Partitions provide segregation of the data at the hdfs level, creating sub-directories for each partition. Partitioning allows the number of files read and amount of data searched in a query to be limited. For this to occur however, partition columns must be specified in your WHERE clauses.
example
CREATE TABLE tbl(
col1 STRING
) PARTITIONED BY (yymmdd STRING);
- Insert input data files individually into a partition table is Static Partition.
- Usually when loading files (big files) into Hive tables static partitions are preferred.
- Static Partition saves your time in loading data compared to dynamic partition.
- You "statically" add a partition in the table and move the file into the partition of the table.
- We can alter the partition in the static partition.
- You can get the partition column value from the filename, day of date etc without reading the whole big file.
- If you want to use the Static partition in the hive you should set property set
hive.mapred.mode=strict
- You should use where clause to use
limit
in the static partition. - You can perform Static partition on "Hive Manage table" or "external table".
example
INSERT INTO TABLE tbl(yymmdd='20180510')
SELECT name
FROM temp;
위와 같이 데이터를 입력하면 다음과 같은 폴더 구조로 데이터를 생성합니다
hdfs://[tbl 테이블 로케이션]/yymmdd=20180510/
query with partition -> WHERE
SELECT * FROM tb1 WHERE yymmdd='20180510' and name = 'hong';
- Single insert to partition table is known as a dynamic partition.
- Usually, dynamic partition loads the data from the non-partitioned table.
- Dynamic Partition takes more time in loading data compared to static partition.
- When you have large data stored in a table then the Dynamic partition is suitable.
- If you want to partition a number of columns but you don't know how many columns then also dynamic partition is suitable.
- Dynamic partition there is no required where clause to use limit.
- we can't perform alter on the Dynamic partition.
- You can perform dynamic partition on "hive external table" and "managed table".
- If you want to use the Dynamic partition in the hive then the mode is in
non-strict
mode.
example
INSERT INTO TABLE tbl(yymmdd)
SELECT name,
yymmdd
FROM temp;
위와 같이 데이터를 입력할 때 temp 테이블의 yymmdd 칼럼에 20180510, 20180511 두 개의 데이터가 있으면 다음과 같이 생성합니다.

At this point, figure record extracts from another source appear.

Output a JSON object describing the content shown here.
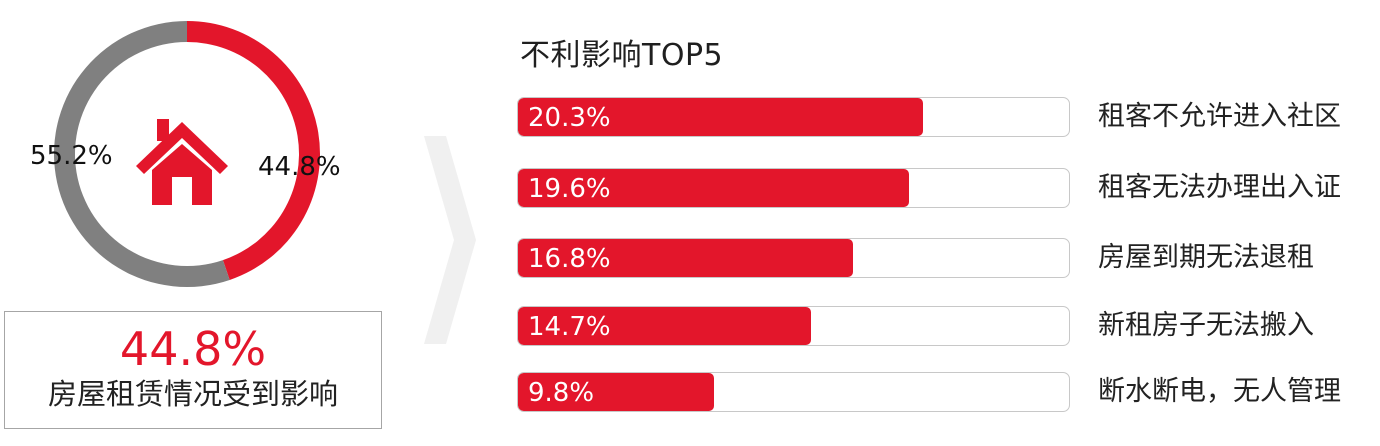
{
  "chart_data": [
    {
      "type": "pie",
      "title": "",
      "slices": [
        {
          "label": "44.8%",
          "value": 44.8,
          "color": "#e3162b"
        },
        {
          "label": "55.2%",
          "value": 55.2,
          "color": "#808080"
        }
      ],
      "center_icon": "house-icon",
      "summary": {
        "value": "44.8%",
        "text": "房屋租赁情况受到影响"
      }
    },
    {
      "type": "bar",
      "title": "不利影响TOP5",
      "orientation": "horizontal",
      "xlim": [
        0,
        27.7
      ],
      "categories": [
        "租客不允许进入社区",
        "租客无法办理出入证",
        "房屋到期无法退租",
        "新租房子无法搬入",
        "断水断电，无人管理"
      ],
      "values": [
        20.3,
        19.6,
        16.8,
        14.7,
        9.8
      ],
      "value_labels": [
        "20.3%",
        "19.6%",
        "16.8%",
        "14.7%",
        "9.8%"
      ],
      "color": "#e3162b",
      "track_color": "#ffffff",
      "track_border": "#c8c8c8"
    }
  ],
  "decor": {
    "chevron_color": "#f0f0f0",
    "chevron_icon": "chevron-right-icon"
  }
}
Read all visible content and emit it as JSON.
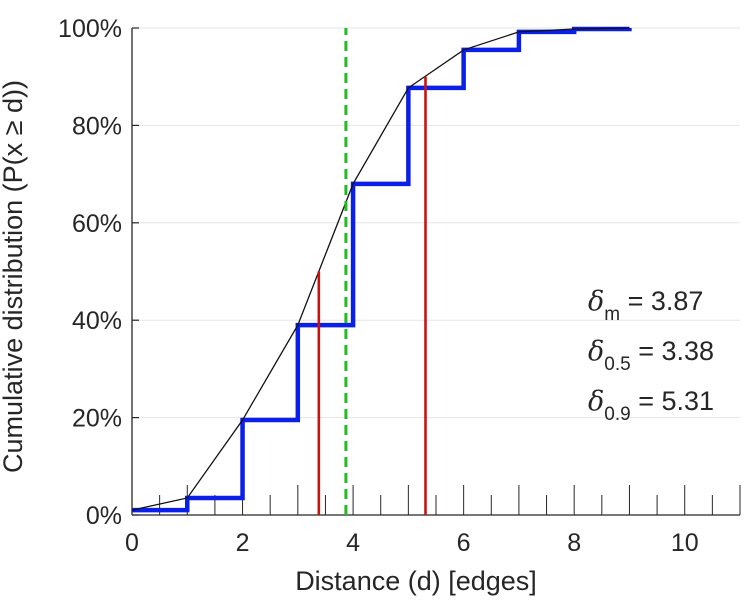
{
  "chart_data": {
    "type": "line",
    "xlabel": "Distance (d) [edges]",
    "ylabel": "Cumulative distribution (P(x ≥ d))",
    "xlim": [
      0,
      11
    ],
    "ylim": [
      0,
      100
    ],
    "x_ticks": [
      0,
      2,
      4,
      6,
      8,
      10
    ],
    "x_minor_ticks": [
      0.5,
      1,
      1.5,
      2,
      2.5,
      3,
      3.5,
      4,
      4.5,
      5,
      5.5,
      6,
      6.5,
      7,
      7.5,
      8,
      8.5,
      9,
      9.5,
      10,
      10.5,
      11
    ],
    "y_ticks": [
      0,
      20,
      40,
      60,
      80,
      100
    ],
    "x_tick_labels": [
      "0",
      "2",
      "4",
      "6",
      "8",
      "10"
    ],
    "y_tick_labels": [
      "0%",
      "20%",
      "40%",
      "60%",
      "80%",
      "100%"
    ],
    "grid": "horizontal",
    "series": [
      {
        "name": "empirical-cdf",
        "style": "step",
        "color": "#0a1fe8",
        "x": [
          0,
          1,
          2,
          3,
          4,
          5,
          6,
          7,
          8,
          9
        ],
        "y": [
          1,
          3.5,
          19.5,
          39,
          68,
          87.7,
          95.5,
          99.2,
          99.8,
          100
        ]
      },
      {
        "name": "interpolated-cdf",
        "style": "line",
        "color": "#111111",
        "x": [
          0,
          1,
          2,
          3,
          4,
          5,
          6,
          7,
          8,
          9
        ],
        "y": [
          1,
          3.5,
          19.5,
          39,
          68,
          87.7,
          95.5,
          99.2,
          99.8,
          100
        ]
      }
    ],
    "markers": [
      {
        "name": "delta-0.5",
        "x": 3.38,
        "y_top": 50,
        "color": "#cc1111",
        "style": "solid"
      },
      {
        "name": "delta-0.9",
        "x": 5.31,
        "y_top": 90,
        "color": "#cc1111",
        "style": "solid"
      },
      {
        "name": "delta-m",
        "x": 3.87,
        "y_top": 100,
        "color": "#22bb22",
        "style": "dashed"
      }
    ],
    "annotations": [
      {
        "symbol": "δ",
        "sub": "m",
        "text": " = 3.87"
      },
      {
        "symbol": "δ",
        "sub": "0.5",
        "text": " = 3.38"
      },
      {
        "symbol": "δ",
        "sub": "0.9",
        "text": " = 5.31"
      }
    ]
  }
}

hdfs://[tbl 테이블 로케이션]/yymmdd=20180510/
hdfs://[tbl 테이블 로케이션]/yymmdd=20180511/
Indexes are new and evolving (features are being added) but currently Indexes are limited to single tables and cannot be used with external tables. Creating an index creates a separate table. Indexes can be partitioned (matching the partitions of the base table). Indexes are used to speed the search of data within tables.
In Hive Tables or partition are subdivided into buckets based on the hash function of a column in the table to give extra structure to the data that may be used for more efficient queries.